Scoring them on the same three things

Shot Difficulty under pressure Surprise Replay value
Back-to-net flick High, but luck-dependent Very high Very high
Drop-then-lob combo Very high, repeatable High High
Full-sprint pass Very high, repeatable Low to medium Very high

The flick wins on the day-one wow. The sprint pass wins on respect from anyone who's tried to hit one. But the combo is the only shot that scores well on all three columns at once — hard to do, surprising in the moment, and rewarding on the rewatch — and it does it through skill rather than a successful gamble.
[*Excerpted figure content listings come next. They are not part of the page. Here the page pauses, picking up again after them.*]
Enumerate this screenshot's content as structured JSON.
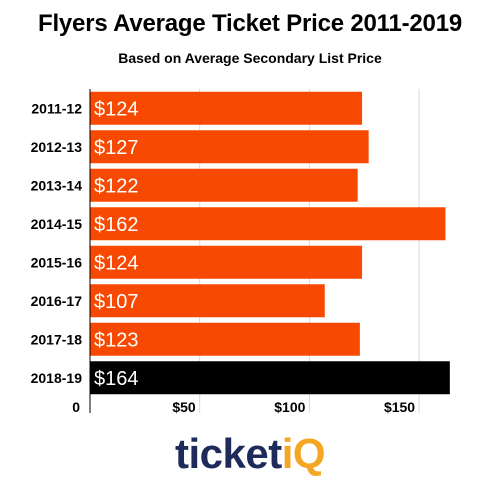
{
  "chart_data": {
    "type": "bar",
    "orientation": "horizontal",
    "title": "Flyers Average Ticket Price 2011-2019",
    "subtitle": "Based on Average Secondary List Price",
    "categories": [
      "2011-12",
      "2012-13",
      "2013-14",
      "2014-15",
      "2015-16",
      "2016-17",
      "2017-18",
      "2018-19"
    ],
    "values": [
      124,
      127,
      122,
      162,
      124,
      107,
      123,
      164
    ],
    "value_labels": [
      "$124",
      "$127",
      "$122",
      "$162",
      "$124",
      "$107",
      "$123",
      "$164"
    ],
    "x_ticks": [
      0,
      50,
      100,
      150
    ],
    "x_tick_labels": [
      "0",
      "$50",
      "$100",
      "$150"
    ],
    "xlim": [
      0,
      170
    ],
    "grid": "vertical",
    "colors": {
      "bar": "#f74902",
      "highlight_bar": "#000000",
      "value_label": "#ffffff",
      "grid": "#d9d9d9"
    },
    "highlight_index": 7
  },
  "logo": {
    "part1": "ticket",
    "part2": "iQ",
    "color1": "#1e2a5a",
    "color2": "#f5a623"
  }
}
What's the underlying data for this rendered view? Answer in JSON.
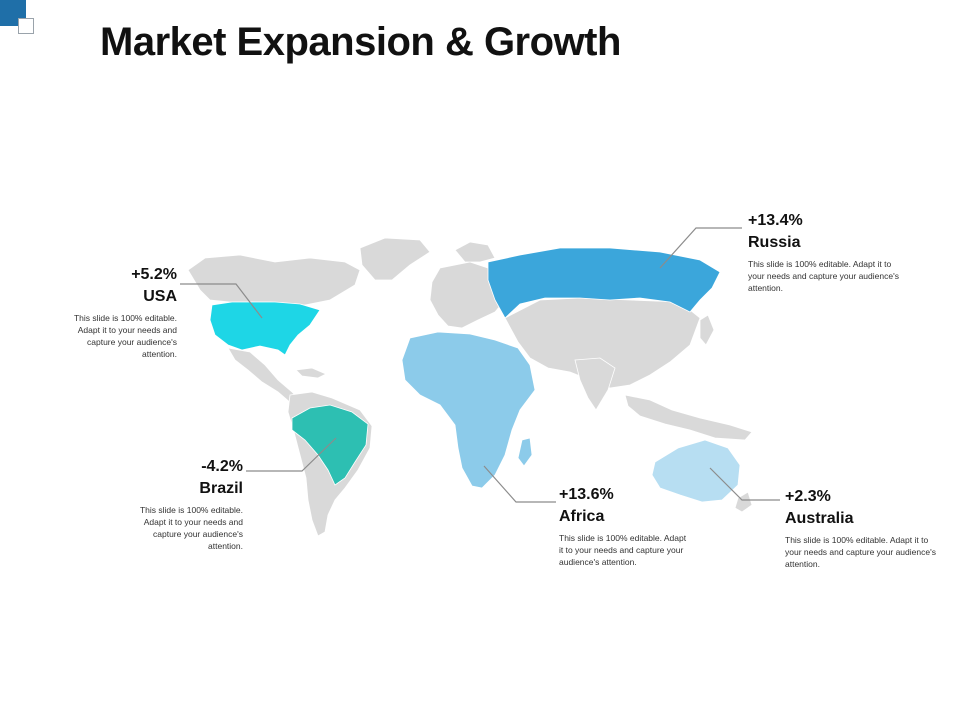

So the verdict isn't the one the highlight reels imply. The between-the-legs shot is the most clipped, and deservedly — it's a gift to a camera. The most reliably entertaining tennis shot, the one that earns its reaction every time rather than once in ten attempts, is the touch combo that makes a great athlete chase a ghost.

One thing to watch for this week

Pull up any tour highlight package and find a point that ends with a drop shot. Then keep watching three seconds longer than you normally would. Most viewers stop at the soft touch and the scramble. The real shot is often the one right after — the lob, the redirect, the second piece of touch that the first one set up. You'll start seeing the combos the camera operators already know to follow, and the game gets quietly more fun to watch.